My private key file (in PuTYTY format) is something like this:

PuTTY-User-Key-File-2: ssh-rsa
Encryption: aes256-cbc
Comment: XYZ
Public-Lines: 6
...some chars...
Private-Lines: 14
...some chars...
Private-MAC: ...some chars...

whereas private keys in OpenSSH format are usually something like

-----BEGIN RSA PRIVATE KEY-----
Proc-Type: 4,ENCRYPTED
DEK-Info: ...some chars...

...some chars...
-----END RSA PRIVATE KEY-----

You can use PuTTYgen to convert your private key to/from putty <-> openssh format (as well as to create new private keys).

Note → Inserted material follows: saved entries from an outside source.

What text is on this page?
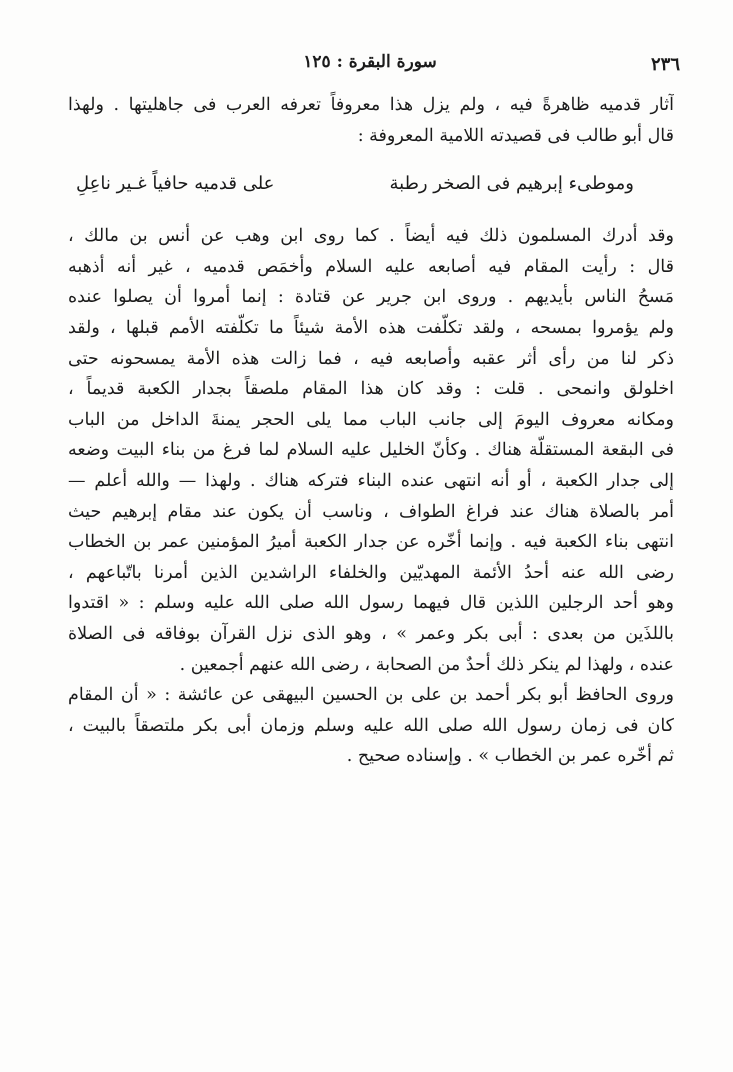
٢٣٦
سورة البقرة : ١٢٥
آثار قدميه ظاهرةً فيه ، ولم يزل هذا معروفاً تعرفه العرب فى جاهليتها . ولهذا
قال أبو طالب فى قصيدته اللامية المعروفة :
وموطىء إبرهيم فى الصخر رطبة
على قدميه حافياً غـير ناعِلِ
وقد أدرك المسلمون ذلك فيه أيضاً . كما روى ابن وهب عن أنس بن مالك ،
قال : رأيت المقام فيه أصابعه عليه السلام وأخمَص قدميه ، غير أنه أذهبه
مَسحُ الناس بأيديهم . وروى ابن جرير عن قتادة : إنما أمروا أن يصلوا عنده
ولم يؤمروا بمسحه ، ولقد تكلّفت هذه الأمة شيئاً ما تكلّفته الأمم قبلها ، ولقد
ذكر لنا من رأى أثر عقبه وأصابعه فيه ، فما زالت هذه الأمة يمسحونه حتى
اخلولق وانمحى . قلت : وقد كان هذا المقام ملصقاً بجدار الكعبة قديماً ،
ومكانه معروف اليومَ إلى جانب الباب مما يلى الحجر يمنةَ الداخل من الباب
فى البقعة المستقلّة هناك . وكأنّ الخليل عليه السلام لما فرغ من بناء البيت وضعه
إلى جدار الكعبة ، أو أنه انتهى عنده البناء فتركه هناك . ولهذا — والله أعلم —
أمر بالصلاة هناك عند فراغ الطواف ، وناسب أن يكون عند مقام إبرهيم حيث
انتهى بناء الكعبة فيه . وإنما أخّره عن جدار الكعبة أميرُ المؤمنين عمر بن الخطاب
رضى الله عنه أحدُ الأئمة المهديّين والخلفاء الراشدين الذين أمرنا باتّباعهم ،
وهو أحد الرجلين اللذين قال فيهما رسول الله صلى الله عليه وسلم : « اقتدوا
باللذَين من بعدى : أبى بكر وعمر » ، وهو الذى نزل القرآن بوفاقه فى الصلاة
عنده ، ولهذا لم ينكر ذلك أحدٌ من الصحابة ، رضى الله عنهم أجمعين .
وروى الحافظ أبو بكر أحمد بن على بن الحسين البيهقى عن عائشة : « أن المقام
كان فى زمان رسول الله صلى الله عليه وسلم وزمان أبى بكر ملتصقاً بالبيت ،
ثم أخّره عمر بن الخطاب » . وإسناده صحيح .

lgespee's profile image lgespee posted 5 years ago Permalink

If you are receiving the infamous PLink: Passphrase for key error you might want to use Pageant (an SSH authentication agent for PuTTY, PSCP, PSFTP, and Plink) as a workaround. Once started the agent (downloadable from the PuTTY website) is accessible from the system tray. Open Pageant and add you passphrase protected key.

Now try connecting to the database using a SSH tunnel in HeidiSQL and the key (which you unlocked in Pageant) will be used without bothering to ask you to enter the passphrase again (until you shut down Pageant obviously).